The COVID-19 pandemic has brought about an unprecedented use of the word “unprecedented,” especially when it comes to tests and treatments and getting those products to market.
The Food and Drug Administration relied in part on trust to spur innovation that could combat the pandemic as it gave labs and manufacturers of COVID-19 tests “unprecedented” flexibility. Producers looking to meet “unprecedented” demand were told they could sell tests as long as they validated them internally and filed for FDA emergency use authorization within 15 days.
Shortly after came complaints of scams and unreliable tests.
On May 21, the FDA posted a list of 28 COVID-19 antibody tests that should never see the light of day. These products were either voluntarily withdrawn by their manufacturers, or those companies failed to pursue the needed federal approval to go to market.
“We have seen a high level of collaboration and engagement from developers who want to get this right, and we continue to be available to work extensively with industry to help them with developing accurate tests for the public,” FDA Commissioner Dr. Stephen M. Hahn said when the list was released.
After government and public health officials said serological tests would be key to reopening the country, countless companies entered the game, hoping to reap big rewards. Congress allocated $25 billion for all COVID-19 testing. Meanwhile, job loss is nearing an all-time high.
As we inch toward some semblance of normal and depend on every option to keep us safe, the Centers for Disease Control and Prevention said antibody tests used to detect if people have been infected in the past with COVID-19 might be wrong up to half the time. They aren’t accurate enough to use in making important policy decisions, the CDC warns.
Sure, there are 67 serological test makers (as of deadline) still in production, but the public is being asked to trust technology that’s regulated by a 78-word document. That detail was recently pointed out by a former test producer and whistleblower, Tyler Schultz, who worked with a Wall Street Journal reporter to reveal problems at biotech startup Theranos.
Theranos promised it could deliver faster, more accurate and cheaper results than traditional blood-testing systems. Schultz recently wrote that the “wild west” of largely unregulated test production helped his former boss, Elizabeth Holmes, briefly become the nation’s first self-made female billionaire.

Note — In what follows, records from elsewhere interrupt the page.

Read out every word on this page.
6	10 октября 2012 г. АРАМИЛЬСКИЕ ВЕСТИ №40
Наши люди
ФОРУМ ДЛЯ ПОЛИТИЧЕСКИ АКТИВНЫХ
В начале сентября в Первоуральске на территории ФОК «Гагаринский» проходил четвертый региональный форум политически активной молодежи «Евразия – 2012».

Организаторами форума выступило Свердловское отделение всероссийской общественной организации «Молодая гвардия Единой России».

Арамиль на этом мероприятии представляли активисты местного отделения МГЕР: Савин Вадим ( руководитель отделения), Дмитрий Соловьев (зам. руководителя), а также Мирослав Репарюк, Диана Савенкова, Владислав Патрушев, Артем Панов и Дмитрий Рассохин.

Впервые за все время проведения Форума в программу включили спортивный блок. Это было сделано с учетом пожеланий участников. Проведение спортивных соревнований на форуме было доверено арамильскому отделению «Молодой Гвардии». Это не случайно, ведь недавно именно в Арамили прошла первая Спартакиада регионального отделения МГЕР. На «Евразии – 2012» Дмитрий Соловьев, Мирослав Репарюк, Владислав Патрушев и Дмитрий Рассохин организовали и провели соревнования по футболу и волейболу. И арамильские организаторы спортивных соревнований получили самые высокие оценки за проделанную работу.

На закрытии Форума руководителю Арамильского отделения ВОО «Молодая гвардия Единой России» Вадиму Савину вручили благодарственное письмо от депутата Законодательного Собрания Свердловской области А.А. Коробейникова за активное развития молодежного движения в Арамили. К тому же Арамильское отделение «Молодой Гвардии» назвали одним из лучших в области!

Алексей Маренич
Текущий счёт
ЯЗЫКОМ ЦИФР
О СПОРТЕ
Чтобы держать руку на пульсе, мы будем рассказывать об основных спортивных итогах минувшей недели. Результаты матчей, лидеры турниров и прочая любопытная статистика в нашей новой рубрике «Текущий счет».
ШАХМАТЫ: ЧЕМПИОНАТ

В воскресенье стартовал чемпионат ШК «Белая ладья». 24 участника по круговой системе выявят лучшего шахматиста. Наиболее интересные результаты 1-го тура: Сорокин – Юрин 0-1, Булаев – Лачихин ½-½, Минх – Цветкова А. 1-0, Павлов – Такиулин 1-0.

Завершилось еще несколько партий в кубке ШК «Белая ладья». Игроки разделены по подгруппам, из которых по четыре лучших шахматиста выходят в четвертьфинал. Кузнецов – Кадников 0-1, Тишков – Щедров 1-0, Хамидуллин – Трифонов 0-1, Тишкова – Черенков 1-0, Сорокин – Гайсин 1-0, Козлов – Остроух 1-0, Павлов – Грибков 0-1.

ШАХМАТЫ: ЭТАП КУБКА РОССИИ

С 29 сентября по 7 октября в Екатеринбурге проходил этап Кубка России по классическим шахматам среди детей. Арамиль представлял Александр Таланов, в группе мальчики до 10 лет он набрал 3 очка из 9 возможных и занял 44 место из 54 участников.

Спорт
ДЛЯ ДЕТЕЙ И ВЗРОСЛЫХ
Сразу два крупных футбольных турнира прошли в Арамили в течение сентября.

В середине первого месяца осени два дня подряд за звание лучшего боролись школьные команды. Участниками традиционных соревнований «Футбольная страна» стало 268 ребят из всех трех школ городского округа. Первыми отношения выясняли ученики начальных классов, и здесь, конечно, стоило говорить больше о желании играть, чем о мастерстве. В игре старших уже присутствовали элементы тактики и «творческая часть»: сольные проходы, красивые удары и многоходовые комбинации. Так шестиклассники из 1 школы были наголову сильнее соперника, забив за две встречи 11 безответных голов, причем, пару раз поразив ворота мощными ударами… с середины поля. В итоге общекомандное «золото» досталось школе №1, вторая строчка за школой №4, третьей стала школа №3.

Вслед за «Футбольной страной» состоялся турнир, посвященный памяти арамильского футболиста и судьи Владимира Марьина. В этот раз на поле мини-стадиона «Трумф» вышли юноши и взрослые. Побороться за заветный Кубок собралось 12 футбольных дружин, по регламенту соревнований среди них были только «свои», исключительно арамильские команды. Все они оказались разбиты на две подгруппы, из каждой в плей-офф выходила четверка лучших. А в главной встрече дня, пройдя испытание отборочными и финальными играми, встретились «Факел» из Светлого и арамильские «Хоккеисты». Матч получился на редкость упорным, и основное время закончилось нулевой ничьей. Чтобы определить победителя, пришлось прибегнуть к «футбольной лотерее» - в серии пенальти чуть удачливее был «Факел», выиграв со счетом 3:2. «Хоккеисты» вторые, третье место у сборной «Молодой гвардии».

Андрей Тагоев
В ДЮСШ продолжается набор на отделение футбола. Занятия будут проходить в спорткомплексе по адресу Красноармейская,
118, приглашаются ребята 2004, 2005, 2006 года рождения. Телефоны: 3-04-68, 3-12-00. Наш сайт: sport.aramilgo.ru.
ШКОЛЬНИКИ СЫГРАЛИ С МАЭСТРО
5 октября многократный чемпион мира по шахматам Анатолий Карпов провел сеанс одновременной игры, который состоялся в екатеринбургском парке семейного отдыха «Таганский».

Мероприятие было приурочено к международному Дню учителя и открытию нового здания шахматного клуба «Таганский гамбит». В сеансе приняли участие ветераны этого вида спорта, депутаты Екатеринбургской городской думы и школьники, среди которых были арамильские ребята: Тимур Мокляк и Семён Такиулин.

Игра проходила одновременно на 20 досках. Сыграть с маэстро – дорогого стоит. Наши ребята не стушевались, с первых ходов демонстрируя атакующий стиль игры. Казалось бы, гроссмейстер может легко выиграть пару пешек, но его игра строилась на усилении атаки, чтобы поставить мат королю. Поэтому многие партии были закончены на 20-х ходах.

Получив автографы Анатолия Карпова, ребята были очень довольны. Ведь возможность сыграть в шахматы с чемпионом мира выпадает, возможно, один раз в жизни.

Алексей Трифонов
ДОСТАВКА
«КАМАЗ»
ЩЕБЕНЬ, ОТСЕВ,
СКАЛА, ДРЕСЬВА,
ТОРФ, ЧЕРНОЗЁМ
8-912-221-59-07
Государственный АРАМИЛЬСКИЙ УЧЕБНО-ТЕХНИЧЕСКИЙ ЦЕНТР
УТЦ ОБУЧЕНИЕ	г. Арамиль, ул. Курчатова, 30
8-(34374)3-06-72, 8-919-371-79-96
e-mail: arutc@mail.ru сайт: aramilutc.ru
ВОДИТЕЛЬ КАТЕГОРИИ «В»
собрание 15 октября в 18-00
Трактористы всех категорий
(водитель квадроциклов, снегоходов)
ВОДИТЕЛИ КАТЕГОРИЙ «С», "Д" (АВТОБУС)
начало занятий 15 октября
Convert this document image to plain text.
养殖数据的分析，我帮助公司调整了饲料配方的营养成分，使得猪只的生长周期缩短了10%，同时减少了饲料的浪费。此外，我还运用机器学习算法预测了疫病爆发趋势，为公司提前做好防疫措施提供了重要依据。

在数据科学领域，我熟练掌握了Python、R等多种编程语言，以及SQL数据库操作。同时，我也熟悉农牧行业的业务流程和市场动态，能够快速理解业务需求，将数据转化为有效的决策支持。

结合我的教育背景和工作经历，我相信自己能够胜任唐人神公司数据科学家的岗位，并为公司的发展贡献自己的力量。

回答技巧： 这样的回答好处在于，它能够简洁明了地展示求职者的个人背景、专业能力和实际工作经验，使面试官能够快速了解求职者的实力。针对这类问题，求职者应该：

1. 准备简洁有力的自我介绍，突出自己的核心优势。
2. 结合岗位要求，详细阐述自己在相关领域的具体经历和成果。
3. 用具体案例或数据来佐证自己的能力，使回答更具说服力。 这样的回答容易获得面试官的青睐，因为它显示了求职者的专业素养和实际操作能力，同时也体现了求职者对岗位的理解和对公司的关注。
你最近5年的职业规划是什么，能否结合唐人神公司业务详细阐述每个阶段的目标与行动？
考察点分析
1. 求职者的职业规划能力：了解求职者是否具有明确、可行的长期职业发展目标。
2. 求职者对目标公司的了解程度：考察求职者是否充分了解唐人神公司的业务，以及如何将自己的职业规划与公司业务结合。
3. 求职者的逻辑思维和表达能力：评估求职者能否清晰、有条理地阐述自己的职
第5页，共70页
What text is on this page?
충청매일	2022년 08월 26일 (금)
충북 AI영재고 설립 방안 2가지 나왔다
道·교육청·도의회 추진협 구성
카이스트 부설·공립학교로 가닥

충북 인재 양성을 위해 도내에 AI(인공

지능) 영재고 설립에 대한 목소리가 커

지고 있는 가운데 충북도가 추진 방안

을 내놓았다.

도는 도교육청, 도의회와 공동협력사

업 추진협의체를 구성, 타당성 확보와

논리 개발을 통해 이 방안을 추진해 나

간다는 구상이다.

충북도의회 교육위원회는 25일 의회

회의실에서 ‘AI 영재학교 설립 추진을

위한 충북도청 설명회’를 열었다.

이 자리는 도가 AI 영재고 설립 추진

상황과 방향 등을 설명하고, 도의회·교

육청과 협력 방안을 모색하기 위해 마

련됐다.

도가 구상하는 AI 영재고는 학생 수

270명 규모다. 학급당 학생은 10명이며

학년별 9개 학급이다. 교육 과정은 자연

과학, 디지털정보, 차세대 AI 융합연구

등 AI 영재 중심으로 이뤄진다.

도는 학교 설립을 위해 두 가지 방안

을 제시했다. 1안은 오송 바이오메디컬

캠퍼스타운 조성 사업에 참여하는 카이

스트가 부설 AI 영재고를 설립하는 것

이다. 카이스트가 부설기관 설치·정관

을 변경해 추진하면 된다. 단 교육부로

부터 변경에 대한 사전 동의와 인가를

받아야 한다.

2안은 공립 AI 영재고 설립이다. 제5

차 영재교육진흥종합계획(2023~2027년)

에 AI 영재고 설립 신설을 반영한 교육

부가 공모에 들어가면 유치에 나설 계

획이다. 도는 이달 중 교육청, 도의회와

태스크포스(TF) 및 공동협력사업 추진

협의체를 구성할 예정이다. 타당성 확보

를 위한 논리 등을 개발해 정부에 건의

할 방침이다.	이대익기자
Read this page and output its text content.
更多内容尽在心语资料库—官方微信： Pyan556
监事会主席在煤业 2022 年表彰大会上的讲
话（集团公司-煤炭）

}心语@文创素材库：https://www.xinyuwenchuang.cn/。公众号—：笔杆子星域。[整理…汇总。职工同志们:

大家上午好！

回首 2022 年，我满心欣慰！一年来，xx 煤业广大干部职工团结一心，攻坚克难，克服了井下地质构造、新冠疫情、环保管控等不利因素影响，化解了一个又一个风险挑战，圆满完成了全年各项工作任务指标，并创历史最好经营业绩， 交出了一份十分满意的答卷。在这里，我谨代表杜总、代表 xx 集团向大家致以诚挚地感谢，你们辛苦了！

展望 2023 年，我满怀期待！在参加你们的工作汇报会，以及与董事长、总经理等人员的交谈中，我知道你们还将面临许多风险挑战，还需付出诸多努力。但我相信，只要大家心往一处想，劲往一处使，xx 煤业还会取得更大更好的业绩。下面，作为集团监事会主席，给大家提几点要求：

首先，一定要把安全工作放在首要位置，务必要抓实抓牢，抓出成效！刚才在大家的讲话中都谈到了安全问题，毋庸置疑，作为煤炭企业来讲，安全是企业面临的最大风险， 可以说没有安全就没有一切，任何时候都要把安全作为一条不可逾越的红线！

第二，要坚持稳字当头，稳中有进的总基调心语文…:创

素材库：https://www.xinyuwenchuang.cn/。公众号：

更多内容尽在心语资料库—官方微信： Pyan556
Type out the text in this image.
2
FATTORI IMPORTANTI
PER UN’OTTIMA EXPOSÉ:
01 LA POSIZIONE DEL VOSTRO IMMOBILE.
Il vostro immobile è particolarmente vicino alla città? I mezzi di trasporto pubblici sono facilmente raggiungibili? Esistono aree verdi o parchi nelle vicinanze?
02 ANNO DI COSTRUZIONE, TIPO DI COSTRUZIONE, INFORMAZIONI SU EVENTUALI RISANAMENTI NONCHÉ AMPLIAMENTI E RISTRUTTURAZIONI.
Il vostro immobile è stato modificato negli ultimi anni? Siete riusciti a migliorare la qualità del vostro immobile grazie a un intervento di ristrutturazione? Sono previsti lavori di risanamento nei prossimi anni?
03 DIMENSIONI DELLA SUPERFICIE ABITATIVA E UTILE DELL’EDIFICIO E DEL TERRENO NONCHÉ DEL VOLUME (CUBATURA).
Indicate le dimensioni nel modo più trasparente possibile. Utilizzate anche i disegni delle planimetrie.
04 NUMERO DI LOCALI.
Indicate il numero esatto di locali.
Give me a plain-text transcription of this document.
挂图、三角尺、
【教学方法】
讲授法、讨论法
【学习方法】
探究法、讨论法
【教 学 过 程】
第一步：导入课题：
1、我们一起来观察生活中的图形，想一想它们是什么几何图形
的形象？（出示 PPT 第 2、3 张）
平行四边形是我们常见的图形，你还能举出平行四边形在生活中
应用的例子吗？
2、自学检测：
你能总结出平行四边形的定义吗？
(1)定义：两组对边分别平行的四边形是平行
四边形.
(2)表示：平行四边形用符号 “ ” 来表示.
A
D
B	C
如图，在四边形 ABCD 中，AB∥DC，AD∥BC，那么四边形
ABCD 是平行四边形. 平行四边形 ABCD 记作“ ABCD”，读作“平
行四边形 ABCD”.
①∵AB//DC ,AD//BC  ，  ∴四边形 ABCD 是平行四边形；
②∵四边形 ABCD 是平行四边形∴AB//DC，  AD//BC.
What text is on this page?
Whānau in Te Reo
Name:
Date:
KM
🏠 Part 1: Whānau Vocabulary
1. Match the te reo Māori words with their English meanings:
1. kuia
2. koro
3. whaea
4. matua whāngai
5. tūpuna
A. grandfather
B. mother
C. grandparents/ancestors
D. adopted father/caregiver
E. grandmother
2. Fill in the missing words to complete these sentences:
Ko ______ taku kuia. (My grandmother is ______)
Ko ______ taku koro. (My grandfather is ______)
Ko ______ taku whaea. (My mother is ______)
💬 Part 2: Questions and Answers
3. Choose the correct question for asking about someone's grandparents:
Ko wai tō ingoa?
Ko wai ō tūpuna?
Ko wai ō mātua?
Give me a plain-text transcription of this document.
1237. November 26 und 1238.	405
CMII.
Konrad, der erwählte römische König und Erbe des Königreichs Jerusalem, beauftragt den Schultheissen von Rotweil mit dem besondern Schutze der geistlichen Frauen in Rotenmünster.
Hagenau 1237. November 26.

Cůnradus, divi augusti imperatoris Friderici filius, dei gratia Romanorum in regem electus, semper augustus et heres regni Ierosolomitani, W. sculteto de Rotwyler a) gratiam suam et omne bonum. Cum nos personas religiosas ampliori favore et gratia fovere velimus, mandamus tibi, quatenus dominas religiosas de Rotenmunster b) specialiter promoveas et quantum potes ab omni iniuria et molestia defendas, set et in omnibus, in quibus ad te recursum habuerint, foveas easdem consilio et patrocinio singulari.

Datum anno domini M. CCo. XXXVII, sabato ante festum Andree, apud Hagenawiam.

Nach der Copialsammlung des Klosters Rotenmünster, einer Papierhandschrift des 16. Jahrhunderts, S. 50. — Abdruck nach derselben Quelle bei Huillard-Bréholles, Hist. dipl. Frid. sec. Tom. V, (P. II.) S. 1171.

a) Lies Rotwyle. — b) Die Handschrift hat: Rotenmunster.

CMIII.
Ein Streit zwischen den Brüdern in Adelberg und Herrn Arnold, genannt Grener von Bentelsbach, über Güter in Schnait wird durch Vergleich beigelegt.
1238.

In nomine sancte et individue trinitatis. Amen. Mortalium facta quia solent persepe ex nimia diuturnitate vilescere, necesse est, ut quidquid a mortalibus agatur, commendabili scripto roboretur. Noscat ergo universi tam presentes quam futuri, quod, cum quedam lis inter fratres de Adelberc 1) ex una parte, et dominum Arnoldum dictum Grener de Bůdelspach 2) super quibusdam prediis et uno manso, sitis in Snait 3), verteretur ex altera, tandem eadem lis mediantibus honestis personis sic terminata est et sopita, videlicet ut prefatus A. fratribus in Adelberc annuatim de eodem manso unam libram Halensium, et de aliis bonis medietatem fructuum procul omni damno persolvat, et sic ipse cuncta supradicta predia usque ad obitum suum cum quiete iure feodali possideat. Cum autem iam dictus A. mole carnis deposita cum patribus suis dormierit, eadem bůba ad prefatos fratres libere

Holmes, like the COVID-19 serological test developers, used the emergency authorization process to get approval for Theranos’ miniLab.
Schultz, who now runs his own blood testing company, remarked how the current validation requirements for SARS-CoV-2 were “remarkably relaxed” and that labs can test patients without validating results in real world circumstances. That explicit trust plus the lack of regulatory oversight was Theranos’ “bread and butter,” Schultz wrote.
Scott Becker, CEO of the Association of Public Health Laboratories, lauded the FDA when it reversed its lax policy on serology tests in May. Producers now have 10, not 15, days to submit data and must seek emergency use authorization.
“We’ve long been concerned that allowing tests on the market that have not been approved and authorized for use is a recipe for disaster,” Becker said. “This revised policy … should have been in place over the last six weeks.”
The FDA however, only “recommended,” but did not require sensitivity and specificity thresholds.
Federal regulators need to stop relying on trust that is so often abused in the face of enormous profits. Instead they should require rigorous, albeit streamlined and accelerated, vetting.
Theranos showed that we can’t trust manufacturers to provide data that will prevent them from staying in business. We may be reminded of this in great detail come August when Holmes and an associate stand trial. By that point, we should easily be able to see whether the pandemic resulted in any new bad actors; only this time the stakes are much higher.